Sinn Fein is still fighting for an unprecedented second place in an election where polls suggest no party will have enough votes to govern alone. But rivals’ aversion to the party due to its past IRA links means it is unlikely to secure a spot in the next government coalition.

“This is going to be a great election for Sinn Fein ... but we’re a long way from the kind of scenarios we’ve seen in Greece and Portugal,” said David Farrell, Professor of Politics at University College Dublin, citing the party’s “toxicity” to some voters and potential partners.

“But if we imagine a future election in four or five years time, on this sort of trajectory, then could be talking about a Sinn Fein government at that stage,” he added.

Sinn Fein was the political wing of the IRA, which was responsible for more than half of the 3,600 killings during three decades of violence between Irish Catholic nationalists seeking an end to British rule in Northern Ireland and the British Army and Protestant loyalists who defended it.

The party insists the IRA - designated a terrorist group by Britain - “left the stage” in the wake of a 1998 peace deal.

It is now benefiting from support among a new generation too young to remember IRA attacks, said Sinn Fein candidate Chris Andrews, who analysts say is a serious contender in a Dublin constituency where the party had previously never stood a realistic chance of victory.

“Most of the people here canvassing were only toddlers when the first ceasefire happened,” said Andrews. “The electorate see that Sinn Fein is moving on and becoming a very central part of politics in Ireland.”


Sinn Fein’s progress has been built on support in working class areas worn down by tax increases, spending cuts and high unemployment as Ireland has toiled under the austerity programme that was a condition of its 2010 international bailout.

The party has particularly benefited from a decline in support for centre-left junior coalition partner Labour, accused by some voters of backing down to Kenny’s centre-right Fine Gael in allowing new water charges and property taxes and cuts to services they say have hit the poor hardest.

“I feel as if I am being forced into voting for Sinn Fein now because Labour have abandoned the working class,” said Vivian Nicol, 57, who works at Dublin airport. Andrews is helping his efforts to resist eviction from his terraced house built for dock workers after the expansion of the nearby “Silicon Docks” office district inflated rents.

“I’d still have reservations.

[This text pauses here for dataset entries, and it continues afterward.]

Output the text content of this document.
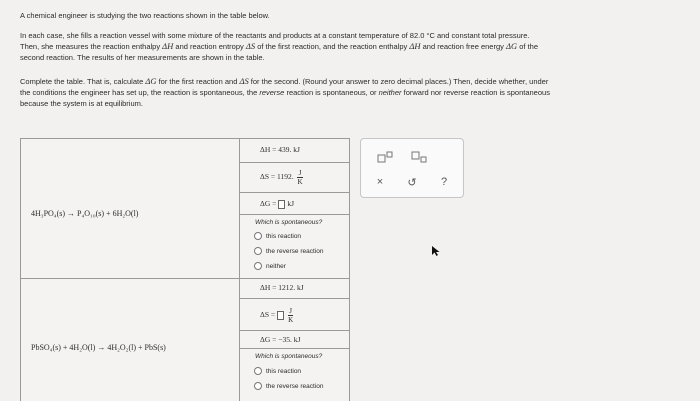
A chemical engineer is studying the two reactions shown in the table below.
In each case, she fills a reaction vessel with some mixture of the reactants and products at a constant temperature of 82.0 °C and constant total pressure.
Then, she measures the reaction enthalpy ΔH and reaction entropy ΔS of the first reaction, and the reaction enthalpy ΔH and reaction free energy ΔG of the
second reaction. The results of her measurements are shown in the table.
Complete the table. That is, calculate ΔG for the first reaction and ΔS for the second. (Round your answer to zero decimal places.) Then, decide whether, under
the conditions the engineer has set up, the reaction is spontaneous, the reverse reaction is spontaneous, or neither forward nor reverse reaction is spontaneous
because the system is at equilibrium.
4H₃PO₄(s) → P₄O₁₀(s) + 6H₂O(l)
ΔH = 439. kJ
ΔS = 1192. $\frac{J}{K}$
ΔG = kJ
Which is spontaneous?
this reaction
the reverse reaction
neither
PbSO₄(s) + 4H₂O(l) → 4H₂O₂(l) + PbS(s)
ΔH = 1212. kJ
$\Delta S = \frac{J}{K}$
ΔG = −35. kJ
Which is spontaneous?
this reaction
the reverse reaction
×	↺	?
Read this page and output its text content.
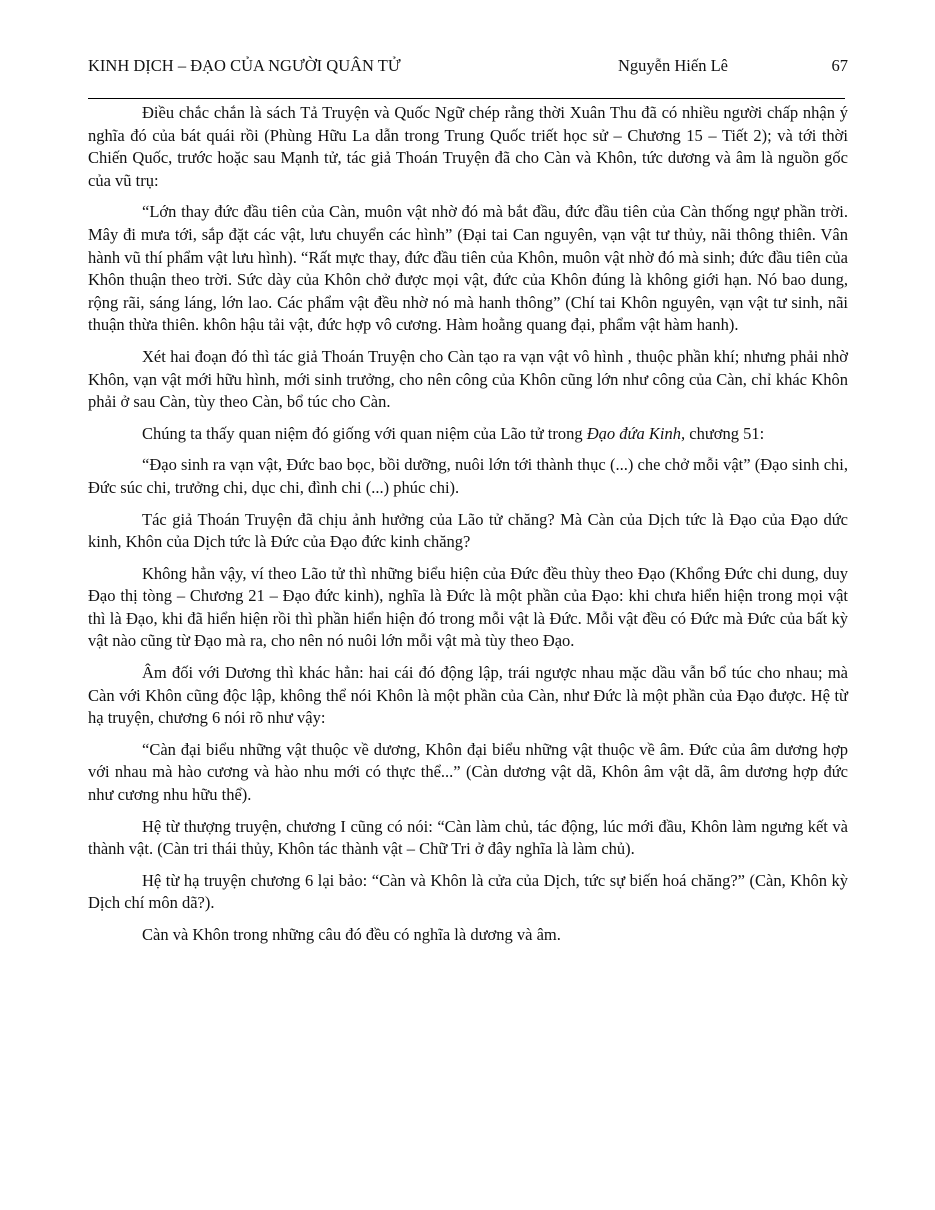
KINH DỊCH – ĐẠO CỦA NGƯỜI QUÂN TỬ	Nguyễn Hiến Lê	67

Điều chắc chắn là sách Tả Truyện và Quốc Ngữ chép rằng thời Xuân Thu đã có nhiều người chấp nhận ý nghĩa đó của bát quái rồi (Phùng Hữu La dẫn trong Trung Quốc triết học sử – Chương 15 – Tiết 2); và tới thời Chiến Quốc, trước hoặc sau Mạnh tử, tác giả Thoán Truyện đã cho Càn và Khôn, tức dương và âm là nguồn gốc của vũ trụ:

“Lớn thay đức đầu tiên của Càn, muôn vật nhờ đó mà bắt đầu, đức đầu tiên của Càn thống ngự phần trời. Mây đi mưa tới, sắp đặt các vật, lưu chuyển các hình” (Đại tai Can nguyên, vạn vật tư thủy, nãi thông thiên. Vân hành vũ thí phẩm vật lưu hình). “Rất mực thay, đức đầu tiên của Khôn, muôn vật nhờ đó mà sinh; đức đầu tiên của Khôn thuận theo trời. Sức dày của Khôn chở được mọi vật, đức của Khôn đúng là không giới hạn. Nó bao dung, rộng rãi, sáng láng, lớn lao. Các phẩm vật đều nhờ nó mà hanh thông” (Chí tai Khôn nguyên, vạn vật tư sinh, nãi thuận thừa thiên. khôn hậu tải vật, đức hợp vô cương. Hàm hoằng quang đại, phẩm vật hàm hanh).

Xét hai đoạn đó thì tác giả Thoán Truyện cho Càn tạo ra vạn vật vô hình , thuộc phần khí; nhưng phải nhờ Khôn, vạn vật mới hữu hình, mới sinh trưởng, cho nên công của Khôn cũng lớn như công của Càn, chỉ khác Khôn phải ở sau Càn, tùy theo Càn, bổ túc cho Càn.

Chúng ta thấy quan niệm đó giống với quan niệm của Lão tử trong Đạo đứa Kinh, chương 51:

“Đạo sinh ra vạn vật, Đức bao bọc, bồi dưỡng, nuôi lớn tới thành thục (...) che chở mỗi vật” (Đạo sinh chi, Đức súc chi, trưởng chi, dục chi, đình chi (...) phúc chi).

Tác giả Thoán Truyện đã chịu ảnh hưởng của Lão tử chăng? Mà Càn của Dịch tức là Đạo của Đạo dức kinh, Khôn của Dịch tức là Đức của Đạo đức kinh chăng?

Không hẳn vậy, ví theo Lão tử thì những biểu hiện của Đức đều thùy theo Đạo (Khổng Đức chi dung, duy Đạo thị tòng – Chương 21 – Đạo đức kinh), nghĩa là Đức là một phần của Đạo: khi chưa hiển hiện trong mọi vật thì là Đạo, khi đã hiển hiện rồi thì phần hiển hiện đó trong mỗi vật là Đức. Mỗi vật đều có Đức mà Đức của bất kỳ vật nào cũng từ Đạo mà ra, cho nên nó nuôi lớn mỗi vật mà tùy theo Đạo.

Âm đối với Dương thì khác hẳn: hai cái đó động lập, trái ngược nhau mặc dầu vẫn bổ túc cho nhau; mà Càn với Khôn cũng độc lập, không thể nói Khôn là một phần của Càn, như Đức là một phần của Đạo được. Hệ từ hạ truyện, chương 6 nói rõ như vậy:

“Càn đại biểu những vật thuộc về dương, Khôn đại biểu những vật thuộc về âm. Đức của âm dương hợp với nhau mà hào cương và hào nhu mới có thực thể...” (Càn dương vật dã, Khôn âm vật dã, âm dương hợp đức như cương nhu hữu thể).

Hệ từ thượng truyện, chương I cũng có nói: “Càn làm chủ, tác động, lúc mới đầu, Khôn làm ngưng kết và thành vật. (Càn tri thái thủy, Khôn tác thành vật – Chữ Tri ở đây nghĩa là làm chủ).

Hệ từ hạ truyện chương 6 lại bảo: “Càn và Khôn là cửa của Dịch, tức sự biến hoá chăng?” (Càn, Khôn kỳ Dịch chí môn dã?).

Càn và Khôn trong những câu đó đều có nghĩa là dương và âm.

I still think it’s a bit early for Sinn Fein (after the Northern Ireland violence)... But I feel as if I’ve no one else to vote for,” said Nicol.

But Sinn Fein weakened last year as its voice of protest carried less weight among some voters in the face of an economy that expanded by around 7 percent and falling unemployment.

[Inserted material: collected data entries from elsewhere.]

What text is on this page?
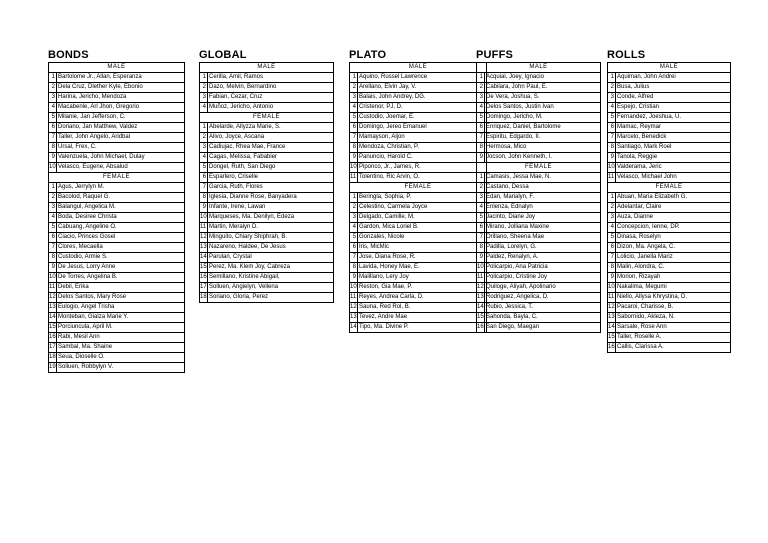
BONDS
MALE	
1	Bartolome Jr., Allan, Esperanza
2	Dela Cruz, Dlether Kyle, Ebonio
3	Harina, Jericho, Mendoza
4	Macabenle, Arl Jhon, Gregorio
5	Milanie, Jan Jefferson, C.
6	Doriano, Jan Matthew, Valdez
7	Taller, John Angelo, Aridbal
8	Ursal, Frex, C.
9	Valenzuela, John Michael, Dulay
10	Velasco, Eugene, Absalud
FEMALE	
1	Agus, Jerrylyn M.
2	Bacolod, Raquel G.
3	Balangul, Angelica M.
4	Boda, Desiree Christa
5	Cabuang, Angeline O.
6	Ciacio, Princes Gosel
7	Clores, Mecaella
8	Custodio, Armie S.
9	De Jesus, Lorry Anne
10	De Torres, Angelina B.
11	Debil, Erika
12	Delos Santos, Mary Rose
13	Eulogio, Angel Trisha
14	Monteban, Gialza Marie Y.
15	Porciuncula, April M.
16	Rabi, Mesil Ann
17	Sambal, Ma. Shaine
18	Seua, Dioselle O.
19	Solluen, Robbylyn V.
GLOBAL
MALE	
1	Cerilla, Amil, Ramos
2	Dazo, Melvin, Bernardino
3	Fabian, Cezar, Cruz
4	Muñoz, Jericho, Antonio
FEMALE	
1	Abelarde, Allyzza Marie, S.
2	Alivo, Joyce, Ascana
3	Cadiujac, Rhea Mae, France
4	Cagas, Melissa, Fababier
5	Dongel, Ruth, San Diego
6	Esparlero, Criselle
7	Garcia, Ruth, Flores
8	Iglesia, Dianne Rose, Banyadera
9	Infante, Irene, Lawan
10	Marqueses, Ma. Denilyn, Edeza
11	Martin, Meralyn D.
12	Minguito, Chiary Shiphrah, B.
13	Nazareno, Haldee, De Jesus
14	Parulan, Crystal
15	Perez, Ma. Klem Joy, Cabreza
16	Semillano, Kristine Abigail,
17	Solluen, Angielyn, Vellena
18	Soriano, Gloria, Perez
PLATO
MALE	
1	Aquino, Russel Lawrence
2	Arellano, Elvin Jay, V.
3	Balais, John Andrey, DG.
4	Cristenor, PJ, D.
5	Custodio, Joemar, E.
6	Domingo, Jereo Emanuel
7	Mamayson, Aljon
8	Mendoza, Christian, P.
9	Panuncio, Harold C.
10	Piponco, Jr., James, R.
11	Tolentino, Ric Arvin, O.
FEMALE	
1	Beringla, Sophia, P.
2	Celestino, Carmela Joyce
3	Delgado, Camille, M.
4	Gardon, Mica Loriel B.
5	Gonzales, Nicole
6	Iris, MicMic
7	Jose, Diana Rose, R.
8	Lavida, Honey Mae, E.
9	Malillano, Lery Joy
10	Reston, Gia Mae, P.
11	Reyes, Andrea Carla, D.
12	Sauna, Red Rol, B.
13	Tevez, Andre Mae
14	Tipo, Ma. Divine P.
PUFFS
MALE	
1	Acquial, Joey, Ignacio
2	Cabilara, John Paul, E.
3	De Vera, Joshua, S.
4	Delos Santos, Justin Ivan
5	Domingo, Jericho, M.
6	Enriquez, Daniel, Bartolome
7	Espiritu, Edgardo, II.
8	Hermosa, Mico
9	Jocson, John Kenneth, I.
FEMALE	
1	Camasis, Jessa Mae, N.
2	Castano, Dessa
3	Edan, Marialyn, F.
4	Enlenza, Ednalyn
5	Jacinto, Diane Joy
6	Mirano, Jolliana Maxine
7	Orillano, Sheena Mae
8	Padilla, Lorelyn, G.
9	Paldez, Renalyn, A.
10	Policarpio, Ana Patricia
11	Policarpio, Cristine Joy
12	Quiloge, Aliyah, Apolinario
13	Rodriguez, Angelica, D.
14	Rubio, Jessica, T.
15	Sahonda, Bayla, C.
16	San Diego, Maegan
ROLLS
MALE	
1	Aquiman, John Andrei
2	Busa, Julius
3	Conde, Alfred
4	Espejo, Cristian
5	Fernandez, Joeshua, U.
6	Mamac, Reymar
7	Marcelo, Benedick
8	Santiago, Mark Roel
9	Tanola, Reggie
10	Valderama, Jeric
11	Velasco, Michael John
FEMALE	
1	Abuan, Maria Elizabeth G.
2	Adelantar, Claire
3	Auza, Dianne
4	Concepcion, Ienne, DP.
5	Dinasa, Roselyn
6	Dizon, Ma. Angela, C.
7	Lolicio, Janella Mariz
8	Malin, Alondra, C.
9	Morion, Rizayah
10	Nakalima, Megumi
11	Niello, Allysa Khrystina, D.
12	Pacaroi, Charisse, B.
13	Sabornido, Akleza, N.
14	Sarsale, Rose Ann
15	Taller, Roselle A.
16	Callis, Clarissa A.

Some rivals accuse the party of inheriting a tight-knit culture of secrecy and lack of respect for the law from when it was banned in the United Kingdom in the early 1970s because of its ties to the IRA.

In the past year, revelations about the IRA’s failure to go to the police with allegations of sex assaults by a member of the group in the 1990s and Adams’ defence of the alleged former chief of staff of the IRA after a tax evasion conviction have done little to dispel such perceptions.

Dismissing the possibility of serving in a coalition with Sinn Fein, the leader of the biggest opposition party Fianna Fail, Michael Martin, last month described it as operating “like a mafia organisation”.

Sinn Fein says it has been the subject of a steady flow of politically motivated attacks in the media and that it is an open and modern political party.

But Fianna Fail’s sentiments are shared by some voters; Evelyn, a 33-year-old finance worker in Dublin, who declined to give her surname, said she could not vote for or trust Sinn Fein because of its past links to militants.

“I never would have considered them and I never will.”